PPh Digital Tak Bisa Diterapkan, Terbentur Konsensus Global

Pemerintah masih belum dapat menerapkan pajak pajak penghasilan atau PPh digital  meskipun sudah memiliki pedoman dalam Undang-Undang 2/2020 tentang Kebijakan Keuangan Negara dan Stabilitas Sistem Keuangan untuk Penangan Covid-19.  Hal ini disebabkan oleh Kesepakatan dari konsensus global. Kemufakatan yang harusnya bisa terlaksana tahun ini tertunda jadi tahun depan. 

Direktur Eksekutif MUC Tax Research Institute Wahyu Nuryanto menuturkan bahwa sebenarnya Indonesia bisa saja menerapkan hal itu. Namun,  PPh berbeda dengan pajak pertambahan nilai (PPn) yang bisa berlaku penuh. PPh perlu ada persetujuan penghindaran pajak berganda atau tax treaty.

"Itu juga harus kita hormati pelaksnaannya. Kita tahu PPh harus ada satu bentuk usaha tetap atau BUT. Selama ini justru itulah yang kemudian coba disepakati dalam satu konsensus global," katanya seperti dilansir dari bisnis.com, Jumat (25/12/020).

Dia mengatakan bahwa mundurnya konsensus global hingga pertengahan tahun depan masih menjadi tanda tanya. Penyebabnya belum ada kepastian ada kesepakatan bersama.

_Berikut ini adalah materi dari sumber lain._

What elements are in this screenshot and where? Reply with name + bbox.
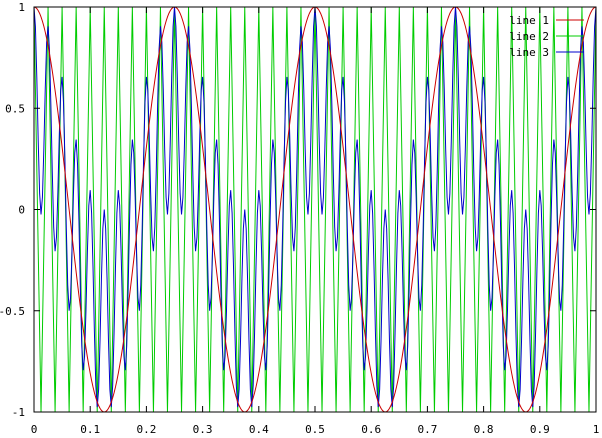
x-tick-label: 0.1 <box>80 423 100 436</box>
y-tick-label: 0.5 <box>5 102 25 115</box>
legend-label-3: line 3 <box>509 46 549 59</box>
plot-frame <box>33 6 597 413</box>
legend-label-1: line 1 <box>509 14 549 27</box>
y-tick-label: 0 <box>18 204 25 217</box>
series-line-3 <box>33 6 597 408</box>
y-tick-label: -1 <box>12 406 25 419</box>
series-layer <box>33 6 597 413</box>
x-tick-label: 0.7 <box>417 423 437 436</box>
x-tick-label: 0.8 <box>474 423 494 436</box>
x-tick-label: 0.6 <box>361 423 381 436</box>
x-tick-label: 0 <box>31 423 38 436</box>
y-tick-label: -0.5 <box>0 305 25 318</box>
x-tick-label: 0.4 <box>249 423 269 436</box>
x-tick-label: 0.5 <box>305 423 325 436</box>
x-tick-label: 0.3 <box>193 423 213 436</box>
x-tick-label: 1 <box>593 423 600 436</box>
series-line-2 <box>33 6 597 413</box>
legend: line 1 line 2 line 3 <box>509 14 584 59</box>
series-line-1 <box>33 6 597 413</box>
x-tick-label: 0.9 <box>530 423 550 436</box>
legend-label-2: line 2 <box>509 30 549 43</box>
y-tick-label: 1 <box>18 1 25 14</box>
x-tick-label: 0.2 <box>136 423 156 436</box>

Meski demikian, Indonesia sebaiknya menunggu penerapan PPh sambil menyusun aturan pelaksanaannya. Saat ini yang menjadi pertimbangan implementasi ialah tax treaty.

Wahyu menambahkan, Pemerintah di sisi lain juga harus memiliki batasan waktu. Indonesia mau sampai kapan harus menunggu.  Indonesia juga tak sendiri. Beberapa negara di dunia, melalui sistem elektronik, sudah mampu menerapkan PPh.

Penundaan ini berdampak pada hilangnya potensi pendapatan PPh. Padahal perusahaan digital internasioal telah mendapatkan keuntungan dari situ.

"Tapi karena terbentur pada tax treaty, Indoneisa tidak bisa mengenakan PPh kepada perusahaan tadi," jelasnya.